De François Ozon (Fr, 1h47) avec Romain Duris, Anaïs Demoustier, Raphaël Personnaz...
Argument de vente déjà bien calé en une des magazines, la transformation de Romain Duris en femme dans le nouveau film de François Ozon est son attraction principale. Il faut prendre le mot "attraction" au pied de la lettre : non seulement un phénomène freak plutôt réussi (Duris a souvent joué sur son côté féminin, mais le film se plaît à mettre en scène ce grand saut d'abord comme un apprentissage maladroit, puis comme une évidence naturelle) mais aussi le centre d'une névrose obsessionnelle qui saisit Claire (formidable Anaïs Demoustier, aussi sinon plus troublante que son partenaire) lorsqu'elle découvre que le mari de sa meilleure amie choisit de se travestir après le décès de son épouse. Embarrassée, troublée et finalement séduite, elle accompagne sa mue tout en la guidant pour des motifs opaques – voit-elle en lui une « nouvelle amie » prenant la place de la précédente ou un pur objet de désir ?

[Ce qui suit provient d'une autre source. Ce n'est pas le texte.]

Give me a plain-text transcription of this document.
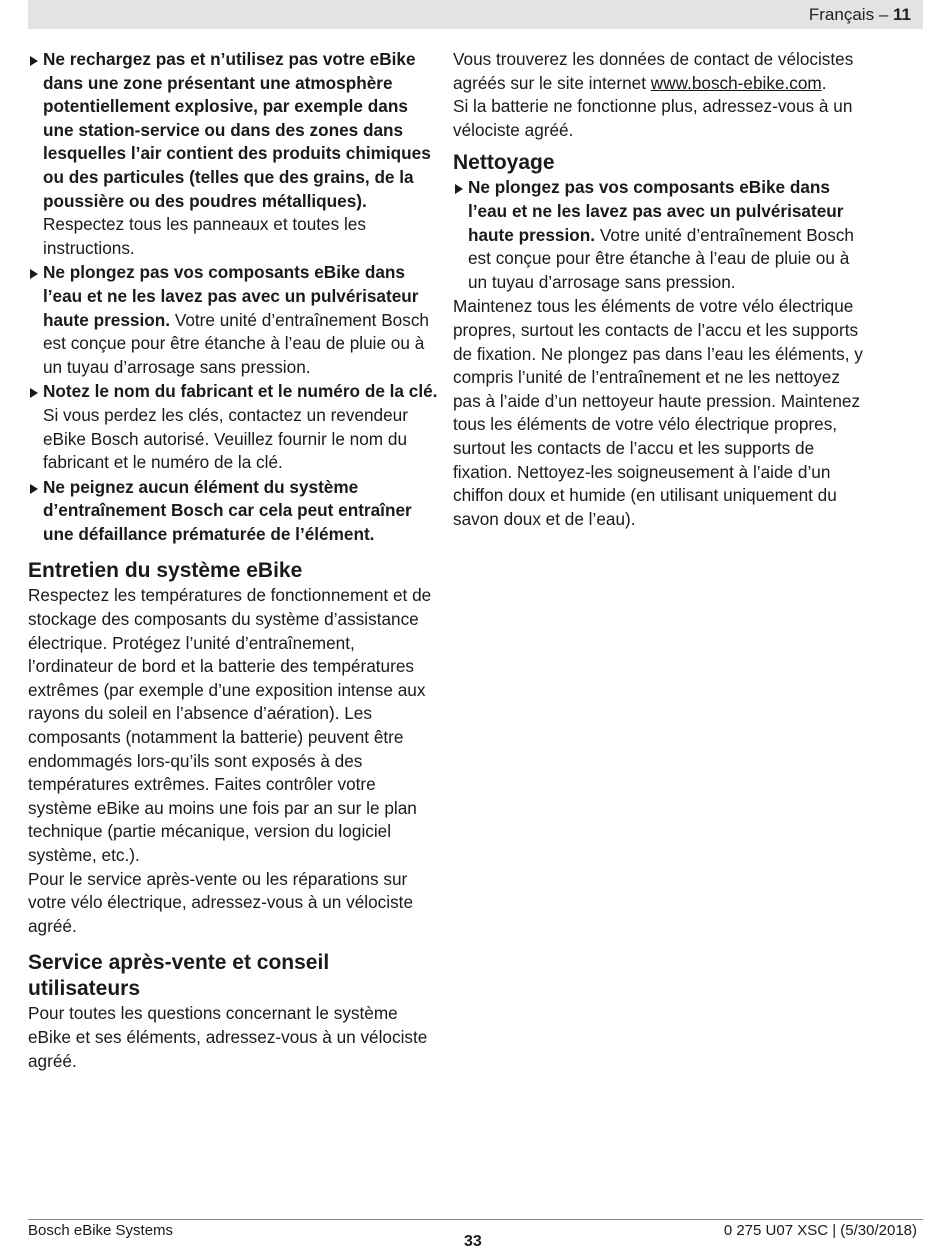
Français – 11
Ne rechargez pas et n’utilisez pas votre eBike dans une zone présentant une atmosphère potentiellement explosive, par exemple dans une station-service ou dans des zones dans lesquelles l’air contient des produits chimiques ou des particules (telles que des grains, de la poussière ou des poudres métalliques). Respectez tous les panneaux et toutes les instructions.
Ne plongez pas vos composants eBike dans l’eau et ne les lavez pas avec un pulvérisateur haute pression. Votre unité d’entraînement Bosch est conçue pour être étanche à l’eau de pluie ou à un tuyau d’arrosage sans pression.
Notez le nom du fabricant et le numéro de la clé. Si vous perdez les clés, contactez un revendeur eBike Bosch autorisé. Veuillez fournir le nom du fabricant et le numéro de la clé.
Ne peignez aucun élément du système d’entraînement Bosch car cela peut entraîner une défaillance prématurée de l’élément.
Entretien du système eBike

Respectez les températures de fonctionnement et de stockage des composants du système d’assistance électrique. Protégez l’unité d’entraînement, l’ordinateur de bord et la batterie des températures extrêmes (par exemple d’une exposition intense aux rayons du soleil en l’absence d’aération). Les composants (notamment la batterie) peuvent être endommagés lors-qu’ils sont exposés à des températures extrêmes. Faites contrôler votre système eBike au moins une fois par an sur le plan technique (partie mécanique, version du logiciel système, etc.).

Pour le service après-vente ou les réparations sur votre vélo électrique, adressez-vous à un vélociste agréé.

Service après-vente et conseil utilisateurs

Pour toutes les questions concernant le système eBike et ses éléments, adressez-vous à un vélociste agréé.

Vous trouverez les données de contact de vélocistes agréés sur le site internet www.bosch-ebike.com.

Si la batterie ne fonctionne plus, adressez-vous à un vélociste agréé.

Nettoyage
Ne plongez pas vos composants eBike dans l’eau et ne les lavez pas avec un pulvérisateur haute pression. Votre unité d’entraînement Bosch est conçue pour être étanche à l’eau de pluie ou à un tuyau d’arrosage sans pression.

Maintenez tous les éléments de votre vélo électrique propres, surtout les contacts de l’accu et les supports de fixation. Ne plongez pas dans l’eau les éléments, y compris l’unité de l’entraînement et ne les nettoyez pas à l’aide d’un nettoyeur haute pression. Maintenez tous les éléments de votre vélo électrique propres, surtout les contacts de l’accu et les supports de fixation. Nettoyez-les soigneusement à l’aide d’un chiffon doux et humide (en utilisant uniquement du savon doux et de l’eau).

Bosch eBike Systems
33
0 275 U07 XSC | (5/30/2018)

Autant de pistes formidables qu'Ozon ne fait qu'ébaucher, préférant jouer à l'auteur démiurge épuisant les possibles de son scénario. On passe ainsi sans transition de Vertigo à La Cage aux folles, de Chabrol à Mocky, de la peinture ironique à la satire grinçante – le personnage, ridicule, de Raphaël Personnaz, mari beauf et autosatisfait que les dialogues grossiers n'avantagent pas. L'image finale, petite provocation à l'encontre de la Manif' pour tous, donne le sentiment que les ficelles tirées par Ozon ne sont pas que ludiques, mais aussi discrètement militantes, sachant que l'homoparentalité est depuis longtemps un thème au cœur de son cinéma – revoir (ou pas) Le Temps qui reste et Le Refuge.